Da almeno due decenni gli studiosi di modelli assistenziali in sanità hanno evidenziato che grazie ai progressi fatti sul fronte della diagnostica e della cura molte patologie prima incurabili sono diventate croniche, inoltre nel nostro paese le persone che hanno più di 60 anni sono il 30,5% della popolazione e sono destinate ad avere una o più patologie.
Ecco perché l’assistenza territoriale non necessita di ritocchi ma di una seria riforma.
Bisogna superare il modello organizzativo che vede il territorio e l’ospedale, e anche l’università, mondi paralleli che non si incontrano mai.
Le lunghe liste di attesa che da anni, nonostante finanziamenti per ridurle, diventano sempre più lunghe sono la conseguenza di questa separazione.
Allora la Casa della Salute o di Comunità non è solo un luogo fisico a cui viene cambiato il nome (da poliambulatorio a distretto a C della S) ma deve essere un luogo dove, mettendo al centro il cittadino con un bisogno di salute, attraverso il lavoro in equipe fra varie figure professionali e specialità mediche, vengono date delle risposte.
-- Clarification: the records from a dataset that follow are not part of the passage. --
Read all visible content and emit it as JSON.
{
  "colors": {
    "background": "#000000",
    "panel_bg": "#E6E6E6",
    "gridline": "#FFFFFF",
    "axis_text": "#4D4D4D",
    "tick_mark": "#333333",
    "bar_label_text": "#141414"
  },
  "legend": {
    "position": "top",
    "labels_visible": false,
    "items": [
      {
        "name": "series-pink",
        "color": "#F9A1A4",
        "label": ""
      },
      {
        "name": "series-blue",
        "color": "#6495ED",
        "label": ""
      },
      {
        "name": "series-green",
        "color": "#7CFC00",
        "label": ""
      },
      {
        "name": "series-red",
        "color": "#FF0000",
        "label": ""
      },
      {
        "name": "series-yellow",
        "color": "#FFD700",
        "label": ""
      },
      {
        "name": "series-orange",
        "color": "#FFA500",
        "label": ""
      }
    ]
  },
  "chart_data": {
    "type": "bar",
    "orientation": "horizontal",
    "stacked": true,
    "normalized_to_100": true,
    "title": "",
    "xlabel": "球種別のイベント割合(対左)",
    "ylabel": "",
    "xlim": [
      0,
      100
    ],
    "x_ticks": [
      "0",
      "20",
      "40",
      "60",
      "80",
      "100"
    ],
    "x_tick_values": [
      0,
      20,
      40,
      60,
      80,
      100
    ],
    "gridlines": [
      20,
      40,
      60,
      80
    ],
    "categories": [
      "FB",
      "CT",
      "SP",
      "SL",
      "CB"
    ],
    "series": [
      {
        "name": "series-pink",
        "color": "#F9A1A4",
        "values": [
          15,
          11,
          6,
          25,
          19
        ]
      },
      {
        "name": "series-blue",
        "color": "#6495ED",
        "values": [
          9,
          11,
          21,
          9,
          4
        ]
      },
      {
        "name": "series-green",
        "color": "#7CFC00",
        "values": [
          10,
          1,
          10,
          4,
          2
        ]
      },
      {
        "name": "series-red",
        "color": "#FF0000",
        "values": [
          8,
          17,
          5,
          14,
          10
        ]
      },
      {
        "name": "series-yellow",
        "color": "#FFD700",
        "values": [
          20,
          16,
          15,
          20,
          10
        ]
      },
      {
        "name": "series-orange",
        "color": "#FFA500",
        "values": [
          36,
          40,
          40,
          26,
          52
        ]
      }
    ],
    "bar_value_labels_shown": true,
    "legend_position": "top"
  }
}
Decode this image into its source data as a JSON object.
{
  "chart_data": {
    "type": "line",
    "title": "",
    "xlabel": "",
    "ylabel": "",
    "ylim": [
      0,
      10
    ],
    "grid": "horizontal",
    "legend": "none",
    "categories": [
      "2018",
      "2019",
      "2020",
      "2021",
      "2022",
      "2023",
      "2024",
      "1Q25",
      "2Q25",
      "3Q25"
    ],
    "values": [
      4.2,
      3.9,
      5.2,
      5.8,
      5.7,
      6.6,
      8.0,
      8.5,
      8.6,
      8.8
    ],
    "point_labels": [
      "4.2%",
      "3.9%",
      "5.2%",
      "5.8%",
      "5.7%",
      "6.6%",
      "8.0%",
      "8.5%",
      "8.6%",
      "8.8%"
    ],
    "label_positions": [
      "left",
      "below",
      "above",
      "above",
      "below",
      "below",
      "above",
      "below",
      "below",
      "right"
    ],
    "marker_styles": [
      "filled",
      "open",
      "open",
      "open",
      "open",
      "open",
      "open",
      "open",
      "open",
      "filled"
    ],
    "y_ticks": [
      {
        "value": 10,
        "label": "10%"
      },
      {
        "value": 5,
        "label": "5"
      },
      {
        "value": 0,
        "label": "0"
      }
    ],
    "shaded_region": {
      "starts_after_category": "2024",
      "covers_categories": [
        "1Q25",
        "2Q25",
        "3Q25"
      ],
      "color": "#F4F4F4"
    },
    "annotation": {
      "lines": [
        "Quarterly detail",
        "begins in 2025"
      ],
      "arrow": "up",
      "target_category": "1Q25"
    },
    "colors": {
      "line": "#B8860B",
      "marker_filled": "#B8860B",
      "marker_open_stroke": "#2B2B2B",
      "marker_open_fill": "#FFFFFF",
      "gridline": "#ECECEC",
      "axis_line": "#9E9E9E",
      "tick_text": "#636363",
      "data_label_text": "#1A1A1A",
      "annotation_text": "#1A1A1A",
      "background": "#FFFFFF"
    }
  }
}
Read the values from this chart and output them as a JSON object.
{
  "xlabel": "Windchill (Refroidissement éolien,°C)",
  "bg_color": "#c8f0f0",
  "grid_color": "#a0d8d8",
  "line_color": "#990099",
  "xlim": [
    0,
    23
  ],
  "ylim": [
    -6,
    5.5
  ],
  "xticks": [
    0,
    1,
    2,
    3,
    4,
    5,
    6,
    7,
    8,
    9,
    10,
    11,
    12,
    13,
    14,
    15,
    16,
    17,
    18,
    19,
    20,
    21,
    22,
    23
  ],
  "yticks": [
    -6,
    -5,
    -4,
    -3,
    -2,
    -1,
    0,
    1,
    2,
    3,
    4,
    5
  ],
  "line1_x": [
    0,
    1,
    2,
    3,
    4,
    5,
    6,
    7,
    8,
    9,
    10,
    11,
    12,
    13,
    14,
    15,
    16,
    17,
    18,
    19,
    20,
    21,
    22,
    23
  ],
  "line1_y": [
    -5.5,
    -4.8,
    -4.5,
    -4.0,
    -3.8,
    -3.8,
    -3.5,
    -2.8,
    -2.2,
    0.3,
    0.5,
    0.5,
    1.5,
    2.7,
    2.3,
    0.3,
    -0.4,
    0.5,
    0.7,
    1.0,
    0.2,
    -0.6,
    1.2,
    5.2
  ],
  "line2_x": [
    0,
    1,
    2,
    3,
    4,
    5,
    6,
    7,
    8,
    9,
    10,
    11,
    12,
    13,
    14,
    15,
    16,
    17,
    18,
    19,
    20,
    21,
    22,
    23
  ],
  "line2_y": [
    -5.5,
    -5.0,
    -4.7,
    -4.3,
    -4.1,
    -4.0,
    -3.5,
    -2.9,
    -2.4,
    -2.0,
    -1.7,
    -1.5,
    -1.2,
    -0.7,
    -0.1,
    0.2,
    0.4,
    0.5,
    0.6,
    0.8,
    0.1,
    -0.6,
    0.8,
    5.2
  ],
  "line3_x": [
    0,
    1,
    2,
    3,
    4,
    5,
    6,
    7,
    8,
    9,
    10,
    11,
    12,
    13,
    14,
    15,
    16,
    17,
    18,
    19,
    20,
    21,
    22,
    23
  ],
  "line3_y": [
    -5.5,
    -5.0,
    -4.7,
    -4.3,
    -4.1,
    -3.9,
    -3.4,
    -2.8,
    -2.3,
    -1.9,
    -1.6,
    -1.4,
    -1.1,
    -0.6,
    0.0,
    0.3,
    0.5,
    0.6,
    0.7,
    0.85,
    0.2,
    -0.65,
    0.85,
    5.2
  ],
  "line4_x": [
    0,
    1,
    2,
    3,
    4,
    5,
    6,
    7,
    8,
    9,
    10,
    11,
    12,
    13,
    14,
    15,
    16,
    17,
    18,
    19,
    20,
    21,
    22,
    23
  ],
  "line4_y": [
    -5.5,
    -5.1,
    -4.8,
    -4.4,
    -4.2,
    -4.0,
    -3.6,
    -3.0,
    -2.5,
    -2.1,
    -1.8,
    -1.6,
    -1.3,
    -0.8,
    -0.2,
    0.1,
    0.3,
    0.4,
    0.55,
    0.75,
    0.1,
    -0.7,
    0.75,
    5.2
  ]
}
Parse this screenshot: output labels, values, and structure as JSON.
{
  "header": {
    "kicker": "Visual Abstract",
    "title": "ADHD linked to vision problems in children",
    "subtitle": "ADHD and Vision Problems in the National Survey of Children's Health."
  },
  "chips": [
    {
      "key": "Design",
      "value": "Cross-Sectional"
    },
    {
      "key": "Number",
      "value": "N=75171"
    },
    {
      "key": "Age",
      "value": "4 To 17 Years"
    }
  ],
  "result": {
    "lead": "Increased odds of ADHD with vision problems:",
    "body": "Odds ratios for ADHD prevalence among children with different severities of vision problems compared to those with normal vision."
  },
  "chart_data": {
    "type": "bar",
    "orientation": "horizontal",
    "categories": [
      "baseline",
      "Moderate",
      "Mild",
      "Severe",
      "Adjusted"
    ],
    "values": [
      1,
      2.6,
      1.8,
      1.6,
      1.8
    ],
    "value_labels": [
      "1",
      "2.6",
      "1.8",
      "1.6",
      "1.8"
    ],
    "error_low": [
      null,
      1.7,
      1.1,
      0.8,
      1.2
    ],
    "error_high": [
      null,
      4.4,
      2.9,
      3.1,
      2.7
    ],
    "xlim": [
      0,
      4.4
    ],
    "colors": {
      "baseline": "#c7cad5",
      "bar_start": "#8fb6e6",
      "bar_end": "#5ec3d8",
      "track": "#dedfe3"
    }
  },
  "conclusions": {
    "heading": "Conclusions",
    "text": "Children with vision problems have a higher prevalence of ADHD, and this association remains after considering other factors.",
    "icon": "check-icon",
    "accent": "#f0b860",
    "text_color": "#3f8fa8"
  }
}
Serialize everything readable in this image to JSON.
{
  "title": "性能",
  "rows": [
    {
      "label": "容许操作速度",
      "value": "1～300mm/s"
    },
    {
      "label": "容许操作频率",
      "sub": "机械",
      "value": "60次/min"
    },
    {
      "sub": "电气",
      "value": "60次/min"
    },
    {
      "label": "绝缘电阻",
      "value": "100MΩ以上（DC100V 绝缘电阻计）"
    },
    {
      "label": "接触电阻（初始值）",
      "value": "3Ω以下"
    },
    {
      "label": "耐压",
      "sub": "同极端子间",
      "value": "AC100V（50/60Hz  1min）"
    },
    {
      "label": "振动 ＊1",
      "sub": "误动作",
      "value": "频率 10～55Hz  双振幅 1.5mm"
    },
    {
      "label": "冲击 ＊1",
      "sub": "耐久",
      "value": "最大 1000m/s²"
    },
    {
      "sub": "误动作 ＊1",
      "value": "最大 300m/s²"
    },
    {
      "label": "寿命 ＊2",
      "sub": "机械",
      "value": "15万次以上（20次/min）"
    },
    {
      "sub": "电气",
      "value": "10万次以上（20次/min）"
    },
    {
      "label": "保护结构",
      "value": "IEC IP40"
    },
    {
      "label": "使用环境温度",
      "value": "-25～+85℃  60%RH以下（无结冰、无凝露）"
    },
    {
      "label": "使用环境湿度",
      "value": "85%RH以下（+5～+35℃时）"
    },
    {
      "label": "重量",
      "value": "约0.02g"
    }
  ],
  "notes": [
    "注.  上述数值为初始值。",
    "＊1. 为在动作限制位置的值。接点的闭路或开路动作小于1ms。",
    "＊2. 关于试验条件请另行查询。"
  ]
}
Ad oggi le poche Case della Salute, le cui inaugurazioni ad effetto abbiamo visto in televisione sono vuote perché manca il personale.
Si dovrà realizzare l’integrazione ospedale territorio in modo che finalmente i PDTA di cui tanto si parla e tanto si è scritto possano essere applicati.
Le regioni dove le case della salute sono realtà da decenni (Emilia Romagna, Toscana, Veneto) sono le regioni che raggiungono le performance assistenziali migliori e quelle più gradite dalla popolazione.
Un altro pericolo io vedo, e penso che lo vedete anche voi, ed è quello che attraverso l’assistenza integrativa porta al ritorno di fatto delle mutue.
Infatti siamo bombardati dalla pubblicità che ci invita a stipulare una polizza sanitaria integrativa e la regione Lombardia da poco ha varato una legge che di fatto equipara il pubblico al privato.
I fondi destinati dal PNRR alla sanità non ci è dato sapere a cosa saranno destinati, sappiamo solo che costituiranno un debito per i nostri figli e nipoti.
La politica è sorda e chiusa alle istanze dei cittadini anche quando rivendicano l’applicazione di un diritto costituzionale.